In a new, occasional series, I share questions of MatadorU students and Cuaderno Inedito readers, as well as my answers.
“How common is it for good writers to revise? I am amazed at how many errors I don’t notice – is this common?”
By the time you send in an article to an editor or publisher, it should be free of spelling and mechanical errors. It’s a good idea to let the piece rest for 24 hours once you’ve finished it. Read it again; you’ll find mistakes. Read it out loud; you’ll hear mistakes. Then, give it to someone you trust for a third read. They’ll find more errors. Clean these up; send it in.

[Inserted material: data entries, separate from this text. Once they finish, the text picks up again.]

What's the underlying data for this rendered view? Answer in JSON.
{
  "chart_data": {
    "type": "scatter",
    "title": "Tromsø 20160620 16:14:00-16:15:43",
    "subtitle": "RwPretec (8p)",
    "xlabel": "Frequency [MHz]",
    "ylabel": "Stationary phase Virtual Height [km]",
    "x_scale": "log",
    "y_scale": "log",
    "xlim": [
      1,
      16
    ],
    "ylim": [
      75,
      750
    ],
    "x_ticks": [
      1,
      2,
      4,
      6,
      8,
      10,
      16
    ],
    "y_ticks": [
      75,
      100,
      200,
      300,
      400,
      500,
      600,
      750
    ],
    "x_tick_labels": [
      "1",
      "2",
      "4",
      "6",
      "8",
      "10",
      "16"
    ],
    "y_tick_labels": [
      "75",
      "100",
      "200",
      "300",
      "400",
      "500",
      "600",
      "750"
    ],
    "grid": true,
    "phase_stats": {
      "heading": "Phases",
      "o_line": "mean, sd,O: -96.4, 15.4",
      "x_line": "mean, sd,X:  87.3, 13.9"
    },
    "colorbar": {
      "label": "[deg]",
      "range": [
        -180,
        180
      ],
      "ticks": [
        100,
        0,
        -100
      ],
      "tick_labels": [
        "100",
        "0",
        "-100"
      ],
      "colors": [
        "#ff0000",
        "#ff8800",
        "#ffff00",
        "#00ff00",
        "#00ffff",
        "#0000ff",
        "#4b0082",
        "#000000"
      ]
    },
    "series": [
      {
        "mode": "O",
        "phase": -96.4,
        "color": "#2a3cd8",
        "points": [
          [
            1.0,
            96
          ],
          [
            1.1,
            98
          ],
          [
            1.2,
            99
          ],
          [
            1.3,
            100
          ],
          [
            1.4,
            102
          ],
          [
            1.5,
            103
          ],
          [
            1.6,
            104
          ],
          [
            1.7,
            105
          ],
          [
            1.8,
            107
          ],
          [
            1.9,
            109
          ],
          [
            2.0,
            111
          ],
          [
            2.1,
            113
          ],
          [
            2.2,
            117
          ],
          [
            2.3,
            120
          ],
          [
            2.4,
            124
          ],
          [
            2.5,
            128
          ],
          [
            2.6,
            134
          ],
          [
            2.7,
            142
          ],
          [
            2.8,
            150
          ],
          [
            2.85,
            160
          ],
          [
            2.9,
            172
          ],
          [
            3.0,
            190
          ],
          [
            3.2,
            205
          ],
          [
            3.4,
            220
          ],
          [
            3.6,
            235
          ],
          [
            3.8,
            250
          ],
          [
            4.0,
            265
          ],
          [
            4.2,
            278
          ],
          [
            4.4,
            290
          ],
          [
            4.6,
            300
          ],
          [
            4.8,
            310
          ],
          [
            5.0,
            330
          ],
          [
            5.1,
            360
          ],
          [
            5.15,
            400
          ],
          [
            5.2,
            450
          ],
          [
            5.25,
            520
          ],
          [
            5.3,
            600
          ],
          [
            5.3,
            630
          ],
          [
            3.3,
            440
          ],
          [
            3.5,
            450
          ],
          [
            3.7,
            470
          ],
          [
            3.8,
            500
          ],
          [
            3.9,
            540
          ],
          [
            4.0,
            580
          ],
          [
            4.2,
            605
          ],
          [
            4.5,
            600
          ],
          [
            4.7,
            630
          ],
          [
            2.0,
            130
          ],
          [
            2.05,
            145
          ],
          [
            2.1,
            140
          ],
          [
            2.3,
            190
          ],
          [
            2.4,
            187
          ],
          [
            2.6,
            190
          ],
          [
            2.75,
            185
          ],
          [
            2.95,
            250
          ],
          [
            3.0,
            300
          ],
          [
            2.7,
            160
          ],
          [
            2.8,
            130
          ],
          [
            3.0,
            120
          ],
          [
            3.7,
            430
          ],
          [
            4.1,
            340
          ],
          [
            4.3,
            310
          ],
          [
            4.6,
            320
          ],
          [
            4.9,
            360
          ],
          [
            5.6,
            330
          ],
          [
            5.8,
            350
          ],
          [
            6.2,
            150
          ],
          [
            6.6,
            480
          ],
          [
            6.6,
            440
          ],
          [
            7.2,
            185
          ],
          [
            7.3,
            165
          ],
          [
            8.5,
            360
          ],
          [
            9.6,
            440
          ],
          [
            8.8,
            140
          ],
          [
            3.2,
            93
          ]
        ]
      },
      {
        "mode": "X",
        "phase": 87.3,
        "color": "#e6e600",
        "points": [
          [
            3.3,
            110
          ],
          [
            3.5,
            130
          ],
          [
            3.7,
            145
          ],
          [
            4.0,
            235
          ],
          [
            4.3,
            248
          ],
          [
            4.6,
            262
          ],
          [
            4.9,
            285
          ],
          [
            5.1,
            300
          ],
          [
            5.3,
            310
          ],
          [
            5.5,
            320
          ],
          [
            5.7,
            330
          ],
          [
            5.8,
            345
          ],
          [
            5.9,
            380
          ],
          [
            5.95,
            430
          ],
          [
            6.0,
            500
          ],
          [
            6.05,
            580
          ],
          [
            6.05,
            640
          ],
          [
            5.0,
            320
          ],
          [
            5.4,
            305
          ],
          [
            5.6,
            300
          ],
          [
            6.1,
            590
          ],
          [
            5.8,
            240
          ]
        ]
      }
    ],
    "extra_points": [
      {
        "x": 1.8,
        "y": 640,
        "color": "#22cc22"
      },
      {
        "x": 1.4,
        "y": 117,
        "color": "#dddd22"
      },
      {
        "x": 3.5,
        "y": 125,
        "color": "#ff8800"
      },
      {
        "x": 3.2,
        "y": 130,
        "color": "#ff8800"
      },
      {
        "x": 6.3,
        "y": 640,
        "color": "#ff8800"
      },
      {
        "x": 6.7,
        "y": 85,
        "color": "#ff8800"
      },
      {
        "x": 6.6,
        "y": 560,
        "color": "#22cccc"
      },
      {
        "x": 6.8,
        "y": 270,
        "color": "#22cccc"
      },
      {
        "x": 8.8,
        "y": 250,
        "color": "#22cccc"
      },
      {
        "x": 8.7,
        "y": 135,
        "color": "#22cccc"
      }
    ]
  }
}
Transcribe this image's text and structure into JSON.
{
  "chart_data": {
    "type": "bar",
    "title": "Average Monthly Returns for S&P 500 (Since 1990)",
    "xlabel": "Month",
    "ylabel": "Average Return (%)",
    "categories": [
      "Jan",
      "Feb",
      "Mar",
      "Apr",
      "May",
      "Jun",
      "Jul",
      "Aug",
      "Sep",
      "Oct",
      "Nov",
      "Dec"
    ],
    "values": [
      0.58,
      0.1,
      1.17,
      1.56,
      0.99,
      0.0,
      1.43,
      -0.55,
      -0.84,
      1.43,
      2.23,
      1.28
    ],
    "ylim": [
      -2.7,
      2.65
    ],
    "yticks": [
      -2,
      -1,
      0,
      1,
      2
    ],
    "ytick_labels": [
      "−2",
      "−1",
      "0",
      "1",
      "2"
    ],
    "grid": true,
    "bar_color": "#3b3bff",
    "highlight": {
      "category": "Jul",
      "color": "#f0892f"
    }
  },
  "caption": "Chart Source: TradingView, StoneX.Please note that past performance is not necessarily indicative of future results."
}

Even then, though, 99.9% of the time, you’ll end up doing more revisions. These revisions, though, shouldn’t be spelling/grammar/mechanical; they should be structural, conceptual, and stylistic. An editor’s job isn’t to correct sloppy mechanical errors of the writer; it’s to work with the writer to craft the article into the strongest version of itself. It’s also the editor’s job to work with the writer so that the writer’s voice and style are retained while the essential voice and style of the publication are also achieved. This can be tough for newer writers, especially, as they are very protective of their work and don’t understand why editors eliminate words and sentences that the writers view as vital to the piece, or why editors change words entirely. Ultimately, every article that goes into a publication is both a stand-alone piece of work and part of the larger whole, so there has to be consistency and congruence across the whole publication.